The handle turned; there she was. Though a stranger to me at this point, her eyes were like so many I’ve seen before in these situations: dazed, exhausted, defeated. She was obviously pregnant and she was barely 17. 

Air crept from inside the room, carrying the sour stench of mildew, cheap weed, and sex. I introduced myself. She said her name was Jamie.

Gun drawn, I cleared the area around the beds, and then moved to the bathroom. The dingy shower curtain half torn down in front of me would appear again as the background for sex ads found online later in my investigation. A tan-colored teddy bear clutching a red heart sat on the bed closest to the bathroom – the bed for sleeping. The trick bed was unmade.  

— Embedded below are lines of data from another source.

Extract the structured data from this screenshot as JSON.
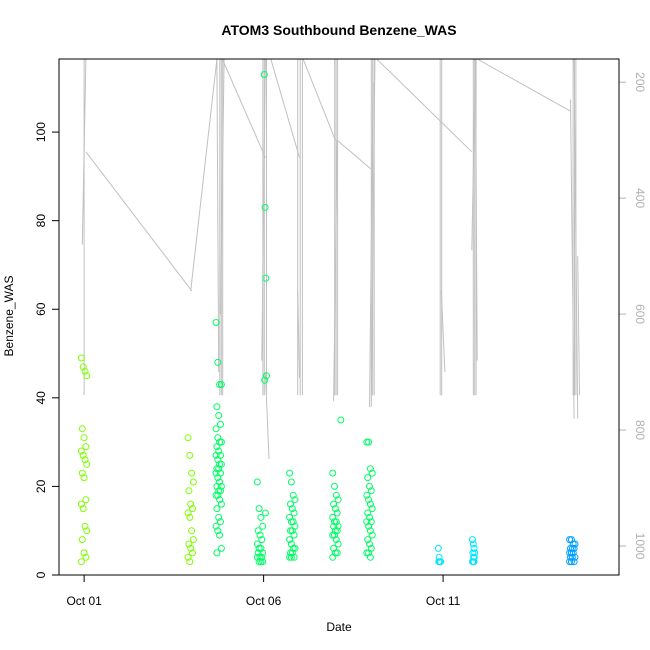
{
  "chart_data": {
    "type": "scatter",
    "title": "ATOM3 Southbound Benzene_WAS",
    "xlabel": "Date",
    "ylabel": "Benzene_WAS",
    "x_ticks": [
      "Oct 01",
      "Oct 06",
      "Oct 11"
    ],
    "y_ticks": [
      0,
      20,
      40,
      60,
      80,
      100
    ],
    "y2_ticks": [
      200,
      400,
      600,
      800,
      1000
    ],
    "xlim_days": [
      -0.7,
      14.9
    ],
    "ylim": [
      0,
      116.5
    ],
    "y2lim": [
      1050,
      160
    ],
    "y2_reversed": true,
    "grid": false,
    "legend": "none",
    "colors": {
      "points_early": "#7fff00",
      "points_mid": "#00ff66",
      "points_late": "#00e5ff",
      "points_last": "#00a0ff",
      "secondary_line": "#c0c0c0",
      "right_axis": "#b0b0b0"
    },
    "points": [
      {
        "day": 0.0,
        "values": [
          49,
          47,
          46,
          45,
          33,
          31,
          29,
          28,
          27,
          26,
          25,
          23,
          22,
          17,
          16,
          15,
          11,
          10,
          8,
          5,
          4,
          3
        ]
      },
      {
        "day": 2.97,
        "values": [
          31,
          27,
          23,
          21,
          19,
          16,
          15,
          14,
          13,
          10,
          8,
          7,
          6,
          5,
          4,
          3
        ]
      },
      {
        "day": 3.75,
        "values": [
          57,
          48,
          43,
          43,
          38,
          36,
          34,
          33,
          31,
          30,
          30,
          29,
          28,
          27,
          27,
          26,
          25,
          25,
          24,
          24,
          23,
          23,
          22,
          21,
          20,
          20,
          19,
          19,
          18,
          18,
          17,
          16,
          15,
          13,
          12,
          11,
          10,
          9,
          6,
          5
        ]
      },
      {
        "day": 4.9,
        "values": [
          21,
          15,
          13,
          11,
          10,
          9,
          8,
          7,
          6,
          6,
          5,
          5,
          4,
          4,
          4,
          3,
          3,
          3
        ]
      },
      {
        "day": 5.05,
        "values": [
          113,
          83,
          67,
          45,
          44,
          14
        ]
      },
      {
        "day": 5.8,
        "values": [
          23,
          21,
          18,
          17,
          16,
          15,
          14,
          13,
          12,
          12,
          11,
          10,
          10,
          9,
          8,
          7,
          6,
          6,
          5,
          5,
          4,
          4,
          4
        ]
      },
      {
        "day": 7.0,
        "values": [
          23,
          20,
          18,
          17,
          16,
          15,
          14,
          13,
          12,
          12,
          11,
          11,
          10,
          10,
          9,
          9,
          8,
          7,
          6,
          5,
          5,
          4
        ]
      },
      {
        "day": 7.18,
        "values": [
          35
        ]
      },
      {
        "day": 7.95,
        "values": [
          30,
          30,
          24,
          23,
          22,
          20,
          19,
          18,
          17,
          16,
          15,
          14,
          13,
          12,
          12,
          11,
          10,
          9,
          8,
          7,
          6,
          5,
          5,
          4
        ]
      },
      {
        "day": 9.9,
        "values": [
          6,
          4,
          3,
          3,
          3
        ]
      },
      {
        "day": 10.85,
        "values": [
          8,
          7,
          6,
          5,
          5,
          4,
          4,
          3,
          3,
          3
        ]
      },
      {
        "day": 13.6,
        "values": [
          8,
          8,
          7,
          7,
          6,
          6,
          6,
          5,
          5,
          5,
          4,
          4,
          4,
          3,
          3,
          3
        ]
      }
    ]
  }
}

Most human trafficking victims don’t readily self-identify as victims, but Jamie defied this norm. 

A talker – rare. 

Jamie informed me that Demetrius kidnapped her from New York and brought her to South Carolina. He regularly beat her, withheld food, denied her requests for prenatal care, and demanded she make him in a day what my fellow officers and I are lucky to make in a week. I found her at a point of desperation and she gave me the evidence I needed.

We hooked Demetrius up on the spot. Bracelets.

An instant rapport with a sex trafficking victim, a trafficker quickly taken into custody. A win if you’re telling the story to a normal person, but there are no pure wins here. 

I scheduled Jamie and her unborn baby for medical care. Hours later, with recorded interviews complete, Jamie and her teddy bear in a safe location with Demetrius taken out of circulation, I drove under pre-dawn light towards my sleeping family.

I felt that sad mixture of accomplishment and conditioned pessimism that guys on the job know all too well.

It was all brought back to the depths in short order. Demetrius’ refusal to allow Jamie prenatal care was successfully cruel. A call from Jamie’s physician informed me that her baby had severe heart defects. 

Jamie fiercely loved and nurtured Rosa during her few short months of life, but the death of her child was unbearable. 

Jamie disappeared. 

A week before Demetrius’ trial, the US Attorney flew me to New York to track her down. I managed to find her under the elevated train on Jerome Avenue in the Bronx. Jamie smiled and warmly hugged me. Travel, lodging, and meals were covered for her return to South Carolina to testify. She said she was looking forward to holding Demetrius accountable and would see me the following week.

Jamie never arrived. 

I haven’t seen her since our meeting on Jerome Avenue. 

We went forward with the trial, using testimony from other witnesses to substantiate Jamie’s victimization. Demetrius got 30 years. 

Bittersweet victories are gnarled trophies that don’t sit proudly on shelves. She was just a kid.